Pt2-RuralChallenges
Safe transportation to and from school is a challenge across the country. Roughly 800 children die making that trip each year, and the dangers vary by location. The rural south has its own challenges, some preventable, some not. In Part Two of a three-part series on school transportation, Dan Carsen has more from the Southern Education Desk at WBHM:
The student parking lot of Lincoln High School in rural Talladega County, about 40 miles east of Birmingham, is a chaotic place at certain times of day. Principal Terry Roller says despite strict rules, it’s not exactly a safe environment:
“In a place like ours where you don’t have a mass public transit system, and kids are having to carpool and do other things, often times, you don’t have the resources and parents can’t leave jobs, you end up putting kids in cars with other kids. And I tell people all the time that the most dangerous place in Lincoln between three o’clock and three-fifteen is the high school parking lot.”
Fortunately those young drivers account for a small percentage of students who travel to school. Roller says roughly 97 percent of the students in his district ride buses, some of them for more than an hour. But riding the bus is no guarantee of safety, either.
As Roller points out, “You have children as young as kindergarten, you know, five-year-olds that are riding school buses with potentially nineteen-year-old kids. And that’s not always the best mix. It’s just that interaction and mixture of kids: the conversations, their subject matter, the language. Often times there are incidents of violence on school buses.”
Roller and other administrators would love to send multiple buses to the same neighborhoods to avoid those issues, but with fuel costs high and education budgets tight, that’s just not going to happen. He points out, though, that state-of-the-art digital camera systems aboard Lincoln’s buses have cut down on serious incidents, not to mention helped catch motorists who run school-bus stop signs.
School transportation officials around the state worry that fuel costs and budget cuts could detract from the safety or quality of the service they provide. But not all rural transportation challenges can be addressed through education budgets. And there are some challenges urban students never face. Fifteen-year Lincoln high bus driver Sedric Wilson remembers a deer that attacked his occupied bus on a country road early one morning. Besides rattling Wilson and the kids on the bus, the 10-point buck did $3,000 worth of damage.
Wilson was also transporting children during the infamous April tornadoes. He had to find a relatively safe place to pull over while pine boughs landed loudly on the roof.
“By the grace of God,” he says, “nobody was hurt. We made it here safely.

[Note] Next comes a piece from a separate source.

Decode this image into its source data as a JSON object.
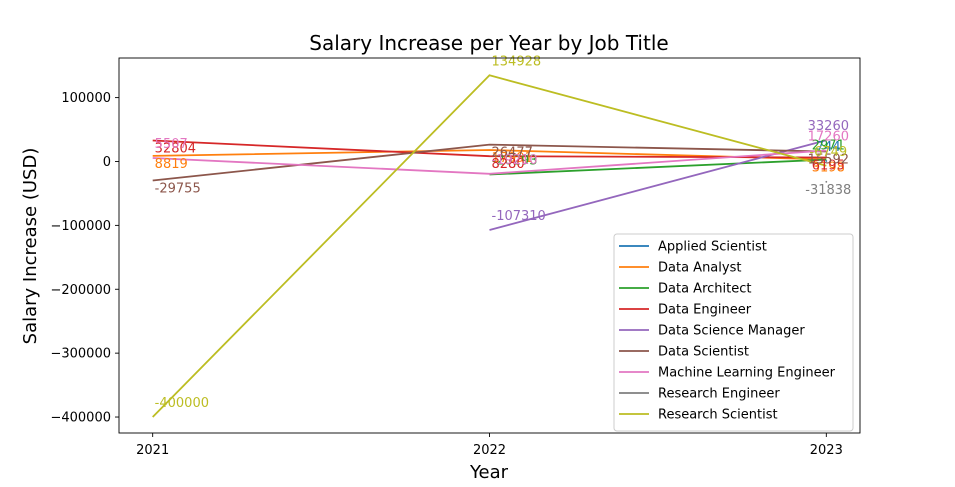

We were shook up, but we made it safely.”
But state education and transportation officials say the most serious school safety issue in rural areas is people driving dangerously near schools and buses. Harold Pearson, Transportation Supervisor in Cherokee County, remembers a recent incident involving a Budweiser truck, a veteran bus driver, and an elementary student early one morning:
“She pulled up to stop, and there was an 18-wheeler went around her on the right-hand side – the side that the door is on. And the child was on the first step of the bus when the truck went by. If there had been a second of difference, the child would’ve been run over.”
The bus’s cameras recorded the incident, and the driver was charged with running the bus’s stop sign, reckless driving, and reckless endangerment of the student. Pearson says potentially tragic near-misses are not that unusual:
“Any delivery truck or 18-wheeler, somebody with the knowledge of the load can set down and put a price on that load, but on these school buses, there’s no way we can put a price on there. We always have people – seems like every day – running stop signs. I just wish people would pay more attention to their driving. It keeps me staying on pins and needles the whole time.”
Though long bus trips down winding, isolated roads aren’t ideal or accident-proof, they are generally the safest way for students to get to school. According to the National Highway Traffic Safety Administration and the National Academy of Sciences, on average, 815 children die each year in crashes during the normal hours of school travel. Two percent of those deaths happen in buses. Statistically, taking a bus to school is more than seven times safer than riding in a passenger car.
Or, as Pearson puts it, “The two safest means of transportation in the world are elevators and school buses.”
Risks to students trying to get to and from school are complicated and vary according to where they live. Buses may not be the fastest way, and there are inherent problems, but it seems clear that they’re the safest way for rural students to make the trip each day … that is, if there’s a route for them.